More food writing they say, smear the page with butter! It would be cultured butter by the way, specifically this one salted version from Wisconsin that shows those French bums what we’re made of just like we did in World War deuce!
That was a joke. I love the French. Give me Louis Ferdinand Celine and plate and cassoulet and I'm good for the duration. But this Nordic Creamery cultured shmear is a killer. All butter is not created equal, and a good place to blow a couple of extra bucks is on some high-quality churn. I mean come on, a great piece of bread with some really good butter is one of the profound joys of existence-- a ground zero of taste and texture, fat and chew.
But I come to bury butter not to praise it. Or at least shove it aside so I can share with you one of the most important loves of my life: OLIVE OIL.
I’m crazy about the stuff! Wine and beer do little for me but my extra virgin olive oil fetish borders on deviance. Grassy, buttery, smooth with a peppery kick, there is room in my mouth for all. I am especially enamored of novellos, oil made from green olives at the beginning of the autumn harvest. Bright and verdant it explodes in your mouth tasting of trees, truth and terroir. But that’s a specialty item. For today let’s stick with the basics.
You want to become a better cook instantly? Let all your proteins rest at least 15 minutes after cooking, and start using really good extra virgin olive oil and lots of it.

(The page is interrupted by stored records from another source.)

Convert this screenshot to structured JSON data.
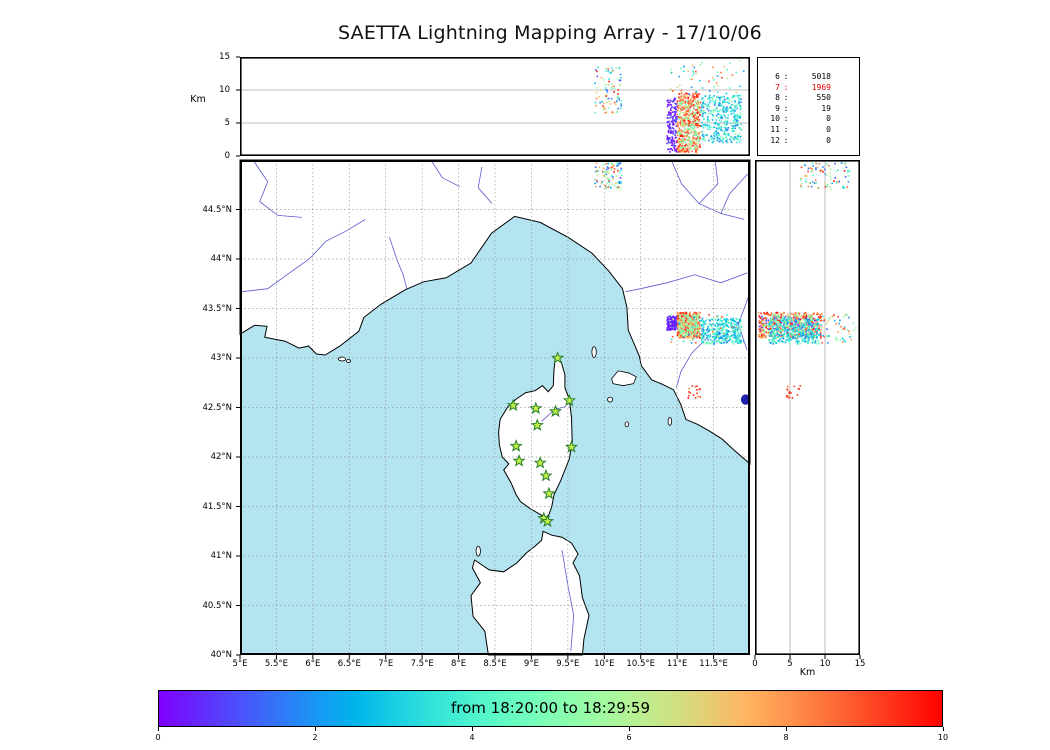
{
  "title": "SAETTA Lightning Mapping Array - 17/10/06",
  "labels": {
    "km_top": "Km",
    "km_right": "Km"
  },
  "colorbar": {
    "label": "from 18:20:00 to 18:29:59",
    "tick_labels": [
      "0",
      "2",
      "4",
      "6",
      "8",
      "10"
    ],
    "tick_values": [
      0,
      2,
      4,
      6,
      8,
      10
    ],
    "vmin": 0,
    "vmax": 10
  },
  "axes": {
    "lon_min": 5,
    "lon_max": 12,
    "lat_min": 40,
    "lat_max": 45,
    "alt_min": 0,
    "alt_max": 15,
    "lon_tick_values": [
      5,
      5.5,
      6,
      6.5,
      7,
      7.5,
      8,
      8.5,
      9,
      9.5,
      10,
      10.5,
      11,
      11.5
    ],
    "lon_tick_labels": [
      "5°E",
      "5.5°E",
      "6°E",
      "6.5°E",
      "7°E",
      "7.5°E",
      "8°E",
      "8.5°E",
      "9°E",
      "9.5°E",
      "10°E",
      "10.5°E",
      "11°E",
      "11.5°E"
    ],
    "lat_tick_values": [
      44.5,
      44,
      43.5,
      43,
      42.5,
      42,
      41.5,
      41,
      40.5,
      40
    ],
    "lat_tick_labels": [
      "44.5°N",
      "44°N",
      "43.5°N",
      "43°N",
      "42.5°N",
      "42°N",
      "41.5°N",
      "41°N",
      "40.5°N",
      "40°N"
    ],
    "alt_tick_values_top": [
      15,
      10,
      5,
      0
    ],
    "alt_tick_labels_top": [
      "15",
      "10",
      "5",
      "0"
    ],
    "alt_tick_values_right": [
      0,
      5,
      10,
      15
    ],
    "alt_tick_labels_right": [
      "0",
      "5",
      "10",
      "15"
    ],
    "grid_alt_values": [
      5,
      10
    ]
  },
  "colors": {
    "sea": "#b4e4f0",
    "land": "#ffffff",
    "coast": "#000000",
    "river": "#4747cc",
    "lake": "#2121b0",
    "grid_map": "#999999",
    "grid_alt": "#aaaaaa",
    "station_fill": "#c0f04a",
    "station_edge": "#267d26",
    "highlight_red": "#e00000"
  },
  "map": {
    "mainland": [
      [
        5.0,
        43.24
      ],
      [
        5.2,
        43.33
      ],
      [
        5.37,
        43.32
      ],
      [
        5.34,
        43.21
      ],
      [
        5.62,
        43.17
      ],
      [
        5.81,
        43.1
      ],
      [
        5.94,
        43.12
      ],
      [
        6.05,
        43.04
      ],
      [
        6.17,
        43.03
      ],
      [
        6.37,
        43.12
      ],
      [
        6.63,
        43.27
      ],
      [
        6.7,
        43.41
      ],
      [
        6.93,
        43.54
      ],
      [
        7.27,
        43.69
      ],
      [
        7.52,
        43.77
      ],
      [
        7.83,
        43.81
      ],
      [
        8.17,
        43.96
      ],
      [
        8.45,
        44.26
      ],
      [
        8.77,
        44.43
      ],
      [
        9.12,
        44.37
      ],
      [
        9.5,
        44.22
      ],
      [
        9.83,
        44.06
      ],
      [
        10.06,
        43.88
      ],
      [
        10.25,
        43.7
      ],
      [
        10.31,
        43.51
      ],
      [
        10.33,
        43.28
      ],
      [
        10.48,
        43.02
      ],
      [
        10.51,
        42.92
      ],
      [
        10.65,
        42.78
      ],
      [
        10.78,
        42.74
      ],
      [
        10.95,
        42.68
      ],
      [
        11.05,
        42.53
      ],
      [
        11.12,
        42.38
      ],
      [
        11.28,
        42.33
      ],
      [
        11.45,
        42.26
      ],
      [
        11.62,
        42.18
      ],
      [
        11.78,
        42.07
      ],
      [
        12.0,
        41.93
      ],
      [
        12.0,
        45.0
      ],
      [
        5.0,
        45.0
      ]
    ],
    "corsica": [
      [
        9.33,
        43.01
      ],
      [
        9.41,
        42.96
      ],
      [
        9.46,
        42.83
      ],
      [
        9.46,
        42.7
      ],
      [
        9.52,
        42.58
      ],
      [
        9.55,
        42.4
      ],
      [
        9.56,
        42.15
      ],
      [
        9.52,
        41.98
      ],
      [
        9.4,
        41.76
      ],
      [
        9.31,
        41.62
      ],
      [
        9.28,
        41.5
      ],
      [
        9.22,
        41.38
      ],
      [
        9.12,
        41.42
      ],
      [
        8.98,
        41.48
      ],
      [
        8.85,
        41.55
      ],
      [
        8.79,
        41.62
      ],
      [
        8.72,
        41.74
      ],
      [
        8.62,
        41.87
      ],
      [
        8.69,
        41.93
      ],
      [
        8.6,
        42.0
      ],
      [
        8.56,
        42.12
      ],
      [
        8.55,
        42.25
      ],
      [
        8.57,
        42.38
      ],
      [
        8.67,
        42.5
      ],
      [
        8.78,
        42.58
      ],
      [
        8.92,
        42.65
      ],
      [
        9.05,
        42.67
      ],
      [
        9.15,
        42.72
      ],
      [
        9.23,
        42.66
      ],
      [
        9.3,
        42.72
      ],
      [
        9.31,
        42.88
      ]
    ],
    "sardinia": [
      [
        8.41,
        40.0
      ],
      [
        8.36,
        40.24
      ],
      [
        8.2,
        40.39
      ],
      [
        8.17,
        40.6
      ],
      [
        8.3,
        40.73
      ],
      [
        8.19,
        40.88
      ],
      [
        8.22,
        40.96
      ],
      [
        8.42,
        40.86
      ],
      [
        8.62,
        40.84
      ],
      [
        8.8,
        40.93
      ],
      [
        8.93,
        41.03
      ],
      [
        9.05,
        41.1
      ],
      [
        9.14,
        41.16
      ],
      [
        9.16,
        41.25
      ],
      [
        9.28,
        41.21
      ],
      [
        9.42,
        41.19
      ],
      [
        9.55,
        41.13
      ],
      [
        9.64,
        41.02
      ],
      [
        9.57,
        40.93
      ],
      [
        9.66,
        40.8
      ],
      [
        9.7,
        40.58
      ],
      [
        9.79,
        40.4
      ],
      [
        9.72,
        40.16
      ],
      [
        9.7,
        40.0
      ]
    ],
    "elba": [
      [
        10.1,
        42.79
      ],
      [
        10.19,
        42.87
      ],
      [
        10.33,
        42.85
      ],
      [
        10.44,
        42.81
      ],
      [
        10.4,
        42.74
      ],
      [
        10.26,
        42.72
      ],
      [
        10.12,
        42.74
      ]
    ],
    "islands": [
      {
        "lon": 9.86,
        "lat": 43.06,
        "rx": 0.03,
        "ry": 0.055
      },
      {
        "lon": 10.08,
        "lat": 42.58,
        "rx": 0.035,
        "ry": 0.025
      },
      {
        "lon": 10.31,
        "lat": 42.33,
        "rx": 0.025,
        "ry": 0.025
      },
      {
        "lon": 10.9,
        "lat": 42.36,
        "rx": 0.025,
        "ry": 0.04
      },
      {
        "lon": 8.27,
        "lat": 41.05,
        "rx": 0.03,
        "ry": 0.05
      },
      {
        "lon": 6.4,
        "lat": 42.99,
        "rx": 0.05,
        "ry": 0.02
      },
      {
        "lon": 6.49,
        "lat": 42.97,
        "rx": 0.03,
        "ry": 0.015
      }
    ],
    "lakes": [
      {
        "lon": 11.94,
        "lat": 42.58,
        "rx": 0.065,
        "ry": 0.052
      }
    ],
    "rivers": [
      [
        [
          6.72,
          44.4
        ],
        [
          6.45,
          44.28
        ],
        [
          6.18,
          44.18
        ],
        [
          5.95,
          44.0
        ],
        [
          5.68,
          43.86
        ],
        [
          5.38,
          43.7
        ],
        [
          5.03,
          43.67
        ]
      ],
      [
        [
          5.18,
          45.0
        ],
        [
          5.38,
          44.78
        ],
        [
          5.27,
          44.58
        ],
        [
          5.52,
          44.44
        ],
        [
          5.85,
          44.42
        ]
      ],
      [
        [
          7.05,
          44.22
        ],
        [
          7.16,
          43.98
        ],
        [
          7.24,
          43.84
        ],
        [
          7.29,
          43.7
        ]
      ],
      [
        [
          7.62,
          45.0
        ],
        [
          7.78,
          44.82
        ],
        [
          8.02,
          44.73
        ]
      ],
      [
        [
          8.32,
          44.93
        ],
        [
          8.27,
          44.72
        ],
        [
          8.46,
          44.56
        ]
      ],
      [
        [
          10.92,
          45.0
        ],
        [
          11.06,
          44.76
        ],
        [
          11.3,
          44.56
        ],
        [
          11.6,
          44.46
        ],
        [
          11.92,
          44.4
        ]
      ],
      [
        [
          11.52,
          45.0
        ],
        [
          11.56,
          44.76
        ],
        [
          11.3,
          44.56
        ]
      ],
      [
        [
          11.97,
          44.86
        ],
        [
          11.72,
          44.66
        ],
        [
          11.6,
          44.46
        ]
      ],
      [
        [
          11.96,
          43.86
        ],
        [
          11.6,
          43.76
        ],
        [
          11.24,
          43.84
        ],
        [
          10.86,
          43.76
        ],
        [
          10.5,
          43.7
        ],
        [
          10.29,
          43.67
        ]
      ],
      [
        [
          11.98,
          43.62
        ],
        [
          11.84,
          43.34
        ],
        [
          11.96,
          43.08
        ]
      ],
      [
        [
          11.46,
          43.24
        ],
        [
          11.2,
          43.05
        ],
        [
          11.05,
          42.86
        ],
        [
          10.99,
          42.7
        ]
      ],
      [
        [
          9.42,
          41.06
        ],
        [
          9.5,
          40.7
        ],
        [
          9.58,
          40.4
        ],
        [
          9.54,
          40.04
        ]
      ],
      [
        [
          9.14,
          42.36
        ],
        [
          9.32,
          42.48
        ],
        [
          9.47,
          42.51
        ]
      ]
    ]
  },
  "chart_data": {
    "type": "scatter",
    "panels": [
      "altitude-vs-longitude",
      "map-lon-lat",
      "altitude-vs-latitude"
    ],
    "time_window": "from 18:20:00 to 18:29:59",
    "color_scale": "rainbow, 0-10 minutes within window",
    "station_counts": {
      "rows": [
        [
          "6",
          "5018"
        ],
        [
          "7",
          "1969"
        ],
        [
          "8",
          "550"
        ],
        [
          "9",
          "19"
        ],
        [
          "10",
          "0"
        ],
        [
          "11",
          "0"
        ],
        [
          "12",
          "0"
        ]
      ],
      "highlight_row": 1
    },
    "stations_lonlat": [
      [
        9.36,
        43.0
      ],
      [
        8.75,
        42.52
      ],
      [
        9.06,
        42.49
      ],
      [
        9.33,
        42.46
      ],
      [
        9.52,
        42.57
      ],
      [
        9.08,
        42.32
      ],
      [
        8.79,
        42.11
      ],
      [
        9.55,
        42.1
      ],
      [
        8.83,
        41.96
      ],
      [
        9.12,
        41.94
      ],
      [
        9.2,
        41.81
      ],
      [
        9.24,
        41.63
      ],
      [
        9.17,
        41.38
      ],
      [
        9.22,
        41.35
      ]
    ],
    "clusters": [
      {
        "name": "north-cell",
        "n": 90,
        "lon": [
          9.87,
          10.24
        ],
        "lat": [
          44.7,
          44.97
        ],
        "alt": [
          6.5,
          13.5
        ],
        "t": [
          0.05,
          1.0
        ]
      },
      {
        "name": "east-cell-early",
        "n": 150,
        "lon": [
          10.86,
          11.0
        ],
        "lat": [
          43.28,
          43.42
        ],
        "alt": [
          0.5,
          8.8
        ],
        "t": [
          0.0,
          0.1
        ]
      },
      {
        "name": "east-cell-late",
        "n": 400,
        "lon": [
          11.0,
          11.32
        ],
        "lat": [
          43.2,
          43.46
        ],
        "alt": [
          0.5,
          9.5
        ],
        "t": [
          0.72,
          1.0
        ]
      },
      {
        "name": "east-cell-mid2",
        "n": 150,
        "lon": [
          11.02,
          11.3
        ],
        "lat": [
          43.22,
          43.44
        ],
        "alt": [
          1.0,
          8.5
        ],
        "t": [
          0.45,
          0.65
        ]
      },
      {
        "name": "east-cell-mid",
        "n": 380,
        "lon": [
          11.33,
          11.88
        ],
        "lat": [
          43.14,
          43.4
        ],
        "alt": [
          2.0,
          9.2
        ],
        "t": [
          0.15,
          0.52
        ]
      },
      {
        "name": "east-cell-high",
        "n": 60,
        "lon": [
          10.9,
          11.95
        ],
        "lat": [
          43.15,
          43.45
        ],
        "alt": [
          9.2,
          14.5
        ],
        "t": [
          0.1,
          0.95
        ]
      },
      {
        "name": "south-small-cell",
        "n": 16,
        "lon": [
          11.15,
          11.32
        ],
        "lat": [
          42.58,
          42.72
        ],
        "alt": [
          4.5,
          6.5
        ],
        "t": [
          0.82,
          1.0
        ]
      }
    ]
  }
}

But "Tommy" you say, "that shit's expensive! I can't be spending forty dollars on 500mls of olive oil on the regular.” Don't worry oh brothers and sisters, the olive oil prophet has your back. I am going to hip you to my olive oil website, and take this substack into the real world! Words are swell and I am happy to share them, but the green-gold viscous truth of a great olive oil is both life and literature.
Listen to Uncle T. Go to Olive Oil Lovers dot com (link to be shared), plop down between 80 and 120 bucks on a five liter can (or box) and have your life changed. This is where one should spend a few extra shekels if they can swing it. On the things we are in contact with every day, things that increase the quality and beauty of our daily life. But what's sneaky great about buying EVOO five liters at a time is that it ends up being the same price as the mediocre stuff in the supermarket.
Cook with it. Dip bread in it. Put it on salads, vegetables, fish. Lube your life with Tuscan gold! It's healthy, delicious and carries within it an ancient code. A connection to the earth and to the ancestors, even if they’re not yours.
One of my favorite quotes is from the Tantrics (alright, get your minds out of the gutter, they have more to offer than really long, boring sex) who say (and I paraphrase) "To have one foot in the eternal and one foot in the right now, and dance back and forth across the threshold, that is the dance of the master." Well, great olive oil does that dance. When you commune with it you connect to your ancient Sicilian farmer, your inner Greek shepherd reading Plato to his sheep.
The Spanish are actually the olive oil kings, producing by far the most in the world, and the Tunisians and Turks get in there as well, as do the folks from my own state of California, pressing some very high-quality material. But after a few years of heavy experimentation I have come to the conclusion that the land that brought us Da Vinci and Giulieltta Masina is the way to go. I tear through five liters in a month or two and have a very "high elbow" as the Italians like to say.
I would share the name of my go-to brand but I can't divulge that sensitive information at this particular moment lest there be a run on the bank, (as if anyone is actually going to listen to the ravings of a mad olio fanatic), but everything on there is good. It's such a simple way to make life tastier, and if we are not making our lives tasty then what are we doing here?
When people eat at my place, they comment on it. Often after I have said "How 'bout that fucking olive oil?" but not always. Great 0live oil is undeniable. The difference between the tenor player in a decent wedding band and Lester Young. And it's fun. It comes to your door in a box like a treasure.
The Italians know their shit. You may not want them running the post office but when it comes to collecting the fruit of a five-hundred year-old tree and pressing the green-gold soul out of it they have no peers. It’s not just olive oil, it’s an art form. And I think we can all agree that nothing tastes better than art.
Olive oil is grand, but in the gutter I shall stay. Mmmm… Tantric
Ok, so here is my latest favorite way to savor the olive oil; in my morning cocoa! Don’t knock it ‘til you’ve tried it! My cocoa has no sugar and no milk and no it isn’t the fashionable cacao, (that unprocessed stuff is highly acidic and can definitely hurt the gut first thing in the morning). Instead, some straight up cocoa powder, some cocoa butter, some special salt (smoked most often) and the best olive oil. Sometimes some spice. It is glorious.